Maryland launches Emmett Till Alert to inform Black leaders of racist, hate-driven incidents
The Emmett Till Alert, modeled after the Amber Alert, will notify state officials, clergy and leaders of credible hate crimes and racist acts.
A new alert system named after a civil rights icon will alert Maryland leaders to hate crimes and racist incidents.
The Emmitt Till Alert, modeled after the Amber Alert, will notify nearly 170 state officials, clergy and community leaders when any credible acts of racism or hate occur in Maryland, it was announced Monday.
“Not all hate crimes are investigated. Not all hate crimes are reported, for a variety of reasons,” said Carl Snowden of the Caucus of African American Leaders at Monday’s news conference, reported by NPR. “What we are going to do is make sure every hate crime that we’re made aware of goes out on this alert system.”
Snowden’s announcement of the privately funded effort comes following several troubling incidents in Maryland this year.
Three HBCUs in Maryland received bomb threats. WBAL-TV also reported that in July, police arrested a Dundalk man they say admitted to writing a racist graffiti threat aimed at Baltimore Mayor Brandon Scott on an MTA bus.
Also last month, federal officials announced they would investigate the Maryland State Police’s employment practices to determine where they’re discriminatory. Then earlier this month, residents said they found “white power” slogans on stickers in the Columbia area, an action condemned by the Council on American-Islamic Relations.
Racist graffiti has also been found on the church doors at Kingdom Celebration Center in Anne Arundel County, where the Caucus of African American Leaders is based.

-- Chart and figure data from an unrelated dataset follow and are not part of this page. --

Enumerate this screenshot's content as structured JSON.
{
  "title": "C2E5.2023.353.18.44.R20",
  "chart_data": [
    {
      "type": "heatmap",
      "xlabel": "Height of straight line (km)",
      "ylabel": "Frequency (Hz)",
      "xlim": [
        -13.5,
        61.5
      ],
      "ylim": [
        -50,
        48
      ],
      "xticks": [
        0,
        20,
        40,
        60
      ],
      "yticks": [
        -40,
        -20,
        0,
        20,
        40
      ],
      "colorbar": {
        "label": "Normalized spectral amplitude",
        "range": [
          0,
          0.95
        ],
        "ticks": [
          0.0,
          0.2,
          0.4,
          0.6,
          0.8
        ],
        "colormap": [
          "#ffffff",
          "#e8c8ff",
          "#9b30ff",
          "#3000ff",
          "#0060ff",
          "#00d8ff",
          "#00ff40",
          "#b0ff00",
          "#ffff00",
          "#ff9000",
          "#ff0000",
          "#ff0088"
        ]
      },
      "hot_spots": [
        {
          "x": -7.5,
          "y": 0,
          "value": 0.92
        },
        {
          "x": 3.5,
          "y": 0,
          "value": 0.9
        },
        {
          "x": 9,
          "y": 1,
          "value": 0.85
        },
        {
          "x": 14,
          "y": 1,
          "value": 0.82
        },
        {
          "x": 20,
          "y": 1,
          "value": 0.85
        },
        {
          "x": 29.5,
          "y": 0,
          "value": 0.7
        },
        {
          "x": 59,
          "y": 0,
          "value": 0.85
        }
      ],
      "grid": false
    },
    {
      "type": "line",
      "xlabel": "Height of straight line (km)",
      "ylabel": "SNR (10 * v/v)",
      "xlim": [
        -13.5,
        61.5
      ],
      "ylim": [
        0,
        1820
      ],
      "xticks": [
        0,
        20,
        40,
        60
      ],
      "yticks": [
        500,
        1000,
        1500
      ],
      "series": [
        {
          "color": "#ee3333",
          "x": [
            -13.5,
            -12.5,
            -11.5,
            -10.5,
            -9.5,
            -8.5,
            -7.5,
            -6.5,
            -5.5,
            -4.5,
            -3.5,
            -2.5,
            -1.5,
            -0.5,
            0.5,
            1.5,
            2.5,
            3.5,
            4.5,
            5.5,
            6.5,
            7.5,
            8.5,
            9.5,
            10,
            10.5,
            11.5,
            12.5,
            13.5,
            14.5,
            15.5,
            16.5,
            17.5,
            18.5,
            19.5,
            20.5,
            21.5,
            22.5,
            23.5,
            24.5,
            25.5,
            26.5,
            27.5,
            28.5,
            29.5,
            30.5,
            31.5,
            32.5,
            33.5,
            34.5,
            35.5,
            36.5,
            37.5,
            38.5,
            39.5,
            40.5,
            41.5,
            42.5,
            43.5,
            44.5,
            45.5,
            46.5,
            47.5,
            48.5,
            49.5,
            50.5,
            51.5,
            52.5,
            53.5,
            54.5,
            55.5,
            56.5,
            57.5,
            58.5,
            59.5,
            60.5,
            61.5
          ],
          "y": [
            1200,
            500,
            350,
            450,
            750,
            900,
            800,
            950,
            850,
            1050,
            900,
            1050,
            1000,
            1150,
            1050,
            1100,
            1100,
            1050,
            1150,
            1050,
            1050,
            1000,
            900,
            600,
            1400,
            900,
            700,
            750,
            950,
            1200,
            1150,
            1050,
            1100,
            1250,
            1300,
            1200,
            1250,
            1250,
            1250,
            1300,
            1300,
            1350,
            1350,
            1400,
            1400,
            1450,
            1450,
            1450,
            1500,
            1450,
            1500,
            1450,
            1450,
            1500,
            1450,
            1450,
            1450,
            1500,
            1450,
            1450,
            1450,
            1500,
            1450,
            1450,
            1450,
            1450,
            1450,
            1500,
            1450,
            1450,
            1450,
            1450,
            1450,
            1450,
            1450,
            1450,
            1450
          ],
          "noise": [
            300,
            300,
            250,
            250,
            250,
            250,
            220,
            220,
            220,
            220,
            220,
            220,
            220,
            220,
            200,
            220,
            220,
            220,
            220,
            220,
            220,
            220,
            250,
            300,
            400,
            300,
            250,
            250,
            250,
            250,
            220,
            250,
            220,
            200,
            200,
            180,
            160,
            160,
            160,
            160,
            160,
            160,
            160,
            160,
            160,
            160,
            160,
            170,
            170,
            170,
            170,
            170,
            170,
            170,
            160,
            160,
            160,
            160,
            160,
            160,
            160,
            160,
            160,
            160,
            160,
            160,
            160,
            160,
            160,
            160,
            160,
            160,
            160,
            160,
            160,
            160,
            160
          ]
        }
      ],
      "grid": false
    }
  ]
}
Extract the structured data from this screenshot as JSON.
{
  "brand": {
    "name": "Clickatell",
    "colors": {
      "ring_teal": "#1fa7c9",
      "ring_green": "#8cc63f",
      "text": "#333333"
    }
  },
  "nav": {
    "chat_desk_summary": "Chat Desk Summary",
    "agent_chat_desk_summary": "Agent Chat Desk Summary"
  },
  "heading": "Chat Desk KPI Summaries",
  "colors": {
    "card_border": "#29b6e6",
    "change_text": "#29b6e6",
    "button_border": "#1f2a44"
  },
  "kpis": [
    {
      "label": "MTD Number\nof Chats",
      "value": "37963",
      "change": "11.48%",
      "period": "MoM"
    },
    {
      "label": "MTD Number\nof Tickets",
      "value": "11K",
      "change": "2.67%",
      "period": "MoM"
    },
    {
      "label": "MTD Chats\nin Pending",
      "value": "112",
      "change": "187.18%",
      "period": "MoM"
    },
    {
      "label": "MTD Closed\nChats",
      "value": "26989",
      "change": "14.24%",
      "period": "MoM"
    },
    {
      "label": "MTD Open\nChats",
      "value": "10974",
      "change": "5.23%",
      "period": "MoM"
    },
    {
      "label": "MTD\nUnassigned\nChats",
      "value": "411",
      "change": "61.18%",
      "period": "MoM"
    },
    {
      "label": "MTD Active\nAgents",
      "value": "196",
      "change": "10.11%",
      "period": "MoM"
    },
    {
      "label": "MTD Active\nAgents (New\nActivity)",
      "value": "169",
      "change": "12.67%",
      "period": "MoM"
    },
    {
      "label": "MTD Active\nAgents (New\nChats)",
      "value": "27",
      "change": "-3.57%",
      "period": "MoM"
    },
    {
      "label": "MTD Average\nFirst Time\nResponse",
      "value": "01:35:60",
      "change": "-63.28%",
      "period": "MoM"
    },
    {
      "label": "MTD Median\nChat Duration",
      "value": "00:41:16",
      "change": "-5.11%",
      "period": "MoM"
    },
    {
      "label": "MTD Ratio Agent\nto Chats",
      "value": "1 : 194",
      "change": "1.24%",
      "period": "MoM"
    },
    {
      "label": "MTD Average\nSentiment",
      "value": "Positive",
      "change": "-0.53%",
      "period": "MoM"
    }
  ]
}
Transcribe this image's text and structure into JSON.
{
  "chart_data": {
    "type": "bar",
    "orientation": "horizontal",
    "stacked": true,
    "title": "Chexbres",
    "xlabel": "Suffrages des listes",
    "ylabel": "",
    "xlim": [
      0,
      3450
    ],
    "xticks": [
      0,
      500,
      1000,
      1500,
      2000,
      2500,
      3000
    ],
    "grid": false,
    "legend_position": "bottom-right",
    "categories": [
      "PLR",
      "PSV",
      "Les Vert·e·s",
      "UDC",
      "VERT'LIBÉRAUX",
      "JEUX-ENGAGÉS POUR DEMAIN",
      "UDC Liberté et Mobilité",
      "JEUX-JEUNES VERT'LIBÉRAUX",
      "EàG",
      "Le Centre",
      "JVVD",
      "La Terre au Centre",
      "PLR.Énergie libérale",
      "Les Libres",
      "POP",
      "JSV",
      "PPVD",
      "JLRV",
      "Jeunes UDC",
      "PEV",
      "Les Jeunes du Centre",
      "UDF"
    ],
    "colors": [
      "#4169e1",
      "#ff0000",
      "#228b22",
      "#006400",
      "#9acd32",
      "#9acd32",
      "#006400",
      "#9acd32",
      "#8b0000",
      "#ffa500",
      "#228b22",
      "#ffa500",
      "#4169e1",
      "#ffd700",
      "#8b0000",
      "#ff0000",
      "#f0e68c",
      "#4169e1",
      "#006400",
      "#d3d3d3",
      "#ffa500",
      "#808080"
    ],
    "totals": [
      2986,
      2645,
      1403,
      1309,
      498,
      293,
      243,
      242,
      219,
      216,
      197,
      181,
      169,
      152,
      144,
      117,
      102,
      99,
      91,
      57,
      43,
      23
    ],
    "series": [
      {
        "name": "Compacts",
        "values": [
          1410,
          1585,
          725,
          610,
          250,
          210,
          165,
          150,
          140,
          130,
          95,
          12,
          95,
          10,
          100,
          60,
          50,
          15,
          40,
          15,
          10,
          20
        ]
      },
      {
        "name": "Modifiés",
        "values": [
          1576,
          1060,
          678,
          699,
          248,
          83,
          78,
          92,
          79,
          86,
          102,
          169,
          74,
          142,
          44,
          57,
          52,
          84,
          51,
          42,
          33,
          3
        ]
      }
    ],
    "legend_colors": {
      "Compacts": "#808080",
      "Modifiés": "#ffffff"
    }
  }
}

Apostle Antonio Palmer, quoted by CBS News, said, “The Emmett Till Alert system is a step in the right direction for our community to govern itself and to heal itself.”
The new system will have three alert levels — low, medium and high — and the company AlertMedia will determine whether to send notifications via text message or email, NPR reported. Snowden told WJZ-TV that a “high” alert means the greatest likelihood of violence or death.
“The idea here is to have an alert system that allows the entire community to know what is happening,” Snowden said. “If they get an Emmett Till Alert, it’s very serious, and they should take the necessary steps to protect themselves and their family.”
Till was just 14 years old when he was kidnapped, tortured and killed in Mississippi in 1955 for supposedly offending a white woman by whistling at her. That woman, Carolyn Bryant Donham, now 88, allegedly claimed years after the murder that she tried to help Till.